Cumhuriyetimiz 94’üncü yaşına Türkiye’nin ülke olarak stratejik tercihlerine dair ciddi tartışmaların yaşanmakta olduğu bir dönemde bastı. Türkiye, önemli siyasi müttefiki ABD ve önemli ekonomik ortağı AB ile uzaklaşırken, Cumhurbaşkanı Tayyip Erdoğan ve AK Parti hükümeti bölgedeki tarihi hasımları Rusya ve İran ile daha yakın işbirliği arayışında. Diğer yandan da iç politikada dindar bir tabana dayanmasına rağmen Müslüman Arap ülkelerinin çoğunun yönetimiyle ters düşmüş görünümde ve bu çelişkilerden yararlanan Kürt milliyetçiliği PKK odaklı tehdidini artırıyor.
Türkiye’nin Batı dünyasından kopmakta olduğu eleştirileri böyle bir ortamda gündeme getiriliyor. O halde Türkiye’nin elindeki stratejik değerlerin ne olduğuna bakma zamanı gelmiş demektir.
Türkiye Cumhuriyeti’nin en temel iki stratejik değeri var.
Bunlardan ilki jeostratejik değerdir; İbn Haldun’un “Coğrafya kaderdir” demesi gibi, üzerinde yaşadığımız coğrafyanın dayattığı bir gerçektir. Bu değer uluslararası siyasette “Türk Boğazları” olarak anılan İstanbul ve Çanakkale boğazlarıdır. Rusya’nın Akdeniz’e geçiş ve Batı donanmalarının da Rusya’ya güneyden erişim kapısıdır. Asırlar boyunca bölgemizdeki pek çok çatışma Boğazlar hâkimiyeti üzerine çıkmıştır aslında.
Cumhuriyetin siyasi ve ekonomik nitelikteki diğer stratejik değeri, Batı dünyasının bir parçası olmasıdır.
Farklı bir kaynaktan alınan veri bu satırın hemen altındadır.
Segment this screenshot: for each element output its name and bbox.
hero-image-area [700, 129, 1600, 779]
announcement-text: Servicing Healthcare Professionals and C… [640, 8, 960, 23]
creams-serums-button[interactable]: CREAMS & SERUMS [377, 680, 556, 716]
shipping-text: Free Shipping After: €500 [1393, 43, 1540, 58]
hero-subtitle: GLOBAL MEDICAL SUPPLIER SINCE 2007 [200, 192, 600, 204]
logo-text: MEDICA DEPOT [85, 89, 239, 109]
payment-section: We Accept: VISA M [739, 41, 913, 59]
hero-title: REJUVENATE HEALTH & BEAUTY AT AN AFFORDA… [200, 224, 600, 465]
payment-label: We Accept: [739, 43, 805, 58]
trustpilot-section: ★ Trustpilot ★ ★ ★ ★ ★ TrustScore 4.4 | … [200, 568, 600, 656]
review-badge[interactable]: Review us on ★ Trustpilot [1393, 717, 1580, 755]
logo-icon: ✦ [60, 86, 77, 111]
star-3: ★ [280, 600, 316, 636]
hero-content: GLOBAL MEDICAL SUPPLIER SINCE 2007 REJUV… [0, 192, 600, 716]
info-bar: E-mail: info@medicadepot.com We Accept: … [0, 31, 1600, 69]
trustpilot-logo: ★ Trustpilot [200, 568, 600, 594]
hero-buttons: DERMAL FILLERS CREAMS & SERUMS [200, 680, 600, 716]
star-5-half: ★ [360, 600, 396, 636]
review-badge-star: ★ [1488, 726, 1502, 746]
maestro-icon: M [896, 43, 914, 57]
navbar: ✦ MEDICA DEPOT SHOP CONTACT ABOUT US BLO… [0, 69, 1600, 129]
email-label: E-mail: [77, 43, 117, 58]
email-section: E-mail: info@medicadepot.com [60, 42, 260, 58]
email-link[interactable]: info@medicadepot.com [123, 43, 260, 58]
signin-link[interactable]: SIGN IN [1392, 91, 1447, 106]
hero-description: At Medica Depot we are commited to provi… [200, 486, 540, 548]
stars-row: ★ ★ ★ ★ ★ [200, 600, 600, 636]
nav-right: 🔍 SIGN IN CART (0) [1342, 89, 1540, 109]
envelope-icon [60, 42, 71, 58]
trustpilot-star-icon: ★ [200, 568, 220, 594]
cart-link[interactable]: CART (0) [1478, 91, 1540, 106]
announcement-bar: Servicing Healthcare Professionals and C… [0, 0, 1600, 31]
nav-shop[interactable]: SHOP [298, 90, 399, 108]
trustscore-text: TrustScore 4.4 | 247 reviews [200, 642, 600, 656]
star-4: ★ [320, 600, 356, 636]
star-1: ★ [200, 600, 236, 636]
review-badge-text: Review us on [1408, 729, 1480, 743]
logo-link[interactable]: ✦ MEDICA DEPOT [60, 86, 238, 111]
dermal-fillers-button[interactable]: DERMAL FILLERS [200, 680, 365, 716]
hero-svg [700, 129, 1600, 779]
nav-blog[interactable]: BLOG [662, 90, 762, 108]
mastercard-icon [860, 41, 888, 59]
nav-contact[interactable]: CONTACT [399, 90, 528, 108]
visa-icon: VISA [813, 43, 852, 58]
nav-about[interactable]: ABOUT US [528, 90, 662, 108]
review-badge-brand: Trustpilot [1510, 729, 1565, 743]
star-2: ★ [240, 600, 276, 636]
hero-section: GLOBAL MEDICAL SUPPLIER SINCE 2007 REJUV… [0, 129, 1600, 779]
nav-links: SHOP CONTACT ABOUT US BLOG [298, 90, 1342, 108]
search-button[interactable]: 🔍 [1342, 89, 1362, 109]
Tarihimiz bize şunu gösteriyor: Meclis’in İstanbul’dan Ankara’ya taşınarak Mustafa Kemal Atatürk önderliğindeki milli kurtuluş hareketine destek vermesi, 1920’de Boğazların kontrolü ve Osmanlı hanedanının payitahtı İstanbul’un İngiliz, Fransız, Yunan kuvvetlerinin işgaline girmeye başlaması ile oldu; birleşik milli Meclis böylelikle 23 Nisan 1920’de kurulabildi.